Within healthcare today, it seems as if everyone wants to capitalize on mobile technologies. From smartphones to tablets, we’ve seen tons of apps and devices for everything from nutrition to disease-specific services. Out of these apps and devices, it’s the ones that utilize specific mobile technologies that not only stand out from the rest but tend to meet the user’s needs best. Below are a listing of technologies available within the iPhone and healthcare-related use cases:
A. Text messaging
Jennifer Shine Dyer MD, MPH, aka EndoGoddess, is known for her text messages to diabetic patients. Jennifer sent personalized texts reminding her patients to check their blood glucose levels and to educate them on why checking is important. Jennifer found that texting worked best for her younger patients as they always had their mobile phones on them. Since using texts, Jennifer has been working with Duet Health, a resource for mobile patient education for specialties ranging from OB/GYN to cardiology, diabetes, orthopedics and more.
RxmindMe utilizes the calendar to set notifications to remind prescription users to take their medication. Users can schedule notifications for multiple prescriptions, dates and times to accommodate any prescription regiment.
With WiFi access and 4G networks becoming more accessible, mobile websites are now a standard. Mobile-optimized websites, such as www.webmd.com, make it easier for users to touch, read and experience content.
You can’t talk about mobile health without talking apps. Apps, like Carb Counting with Lenny, are applications that are installed and used on mobile devices. These health apps can leverage specific mobile device capabilities like the accelerometer or multi-touch. This leveraging tends to deliver apps that are more interesting and more often answer a specific need.
With geo-location, mobile users are not only able to see their current location, but track where they’ve been, how fast they’ve traveled and how high they’ve climbed.

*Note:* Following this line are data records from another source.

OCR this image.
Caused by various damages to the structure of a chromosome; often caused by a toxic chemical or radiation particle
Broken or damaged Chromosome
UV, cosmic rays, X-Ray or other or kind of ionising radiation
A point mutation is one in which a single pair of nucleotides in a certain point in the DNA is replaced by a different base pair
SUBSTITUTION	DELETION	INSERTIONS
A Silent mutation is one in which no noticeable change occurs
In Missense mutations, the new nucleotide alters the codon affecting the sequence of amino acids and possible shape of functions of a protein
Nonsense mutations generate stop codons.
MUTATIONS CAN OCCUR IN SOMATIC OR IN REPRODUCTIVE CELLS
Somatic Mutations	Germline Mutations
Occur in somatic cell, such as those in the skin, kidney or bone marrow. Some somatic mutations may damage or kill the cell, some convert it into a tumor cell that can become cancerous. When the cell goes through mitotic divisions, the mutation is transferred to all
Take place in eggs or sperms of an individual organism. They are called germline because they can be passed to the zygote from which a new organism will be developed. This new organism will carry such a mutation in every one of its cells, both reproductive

RunKeeper uses this technology to track, measure and improve a user’s fitness whether they’re walking, running or cycling.
Devices can be connected to the charge/SYNC input to expand upon the mobile device’s technologies to offer additional capabilities. Withings blood pressure monitor connects to the iPhone and is then operated through an app to track, measure, and record the user’s blood pressure.
At home aerobic workouts are no longer constrained to the living room. The cable station ExerciseTV offers instructional workout videos for download through iTunes. Although this example is downloadable, mobile-optimized videos can be streamed online, making videos more accessible to mobile devices.
The app Instant Heart Rate utilizes the camera to monitor the blood flow in the user’s index finger to track and record their pulse. Hard to believe? See how it works in our Digital Mythbuster video on YouTube.
I. Video conferencing
Video conferencing, also referred to as telemedicine or telesurgery, has been utilized by healthcare to coach doctors through surgery, perform check ups with patients, and offer speech therapy and healthcare services to remote areas. Although this is typically used on desktop computers or custom devices, there’s no reason why this couldn’t be done on mobile devices, too.
J. Find my friends
Apple’s iPhone app, Find My Friends, uses geo-location to track the location of your friends. Technologies like this have been utilized by caregivers to track patients that tend to wander away from their care facilities. Again, although this is typically used on desktop computers or custom devices, there’s no reason why this couldn’t be done on mobile devices, too.
This most basic feature of the smart phone has been used within healthcare to call for help, communicate with healthcare providers and receive information through automated systems.
L. Headphone jack
Although the primary use for the headphone jack is audio, some devices utilize this technology to connect to other devices. Jawbone’s Up, a wristband that tracks and measures fitness and sleep, connects to the iPhone through the headphone jack to download data to the mobile device.
Within a saturated market of healthcare apps and devices, it may be daunting to step into the mobile space. However, as we’ve seen here, strategies that utilize specific mobile technologies as tools, not toys, tend to not only be notable, but more importantly, extremely useful to the end user.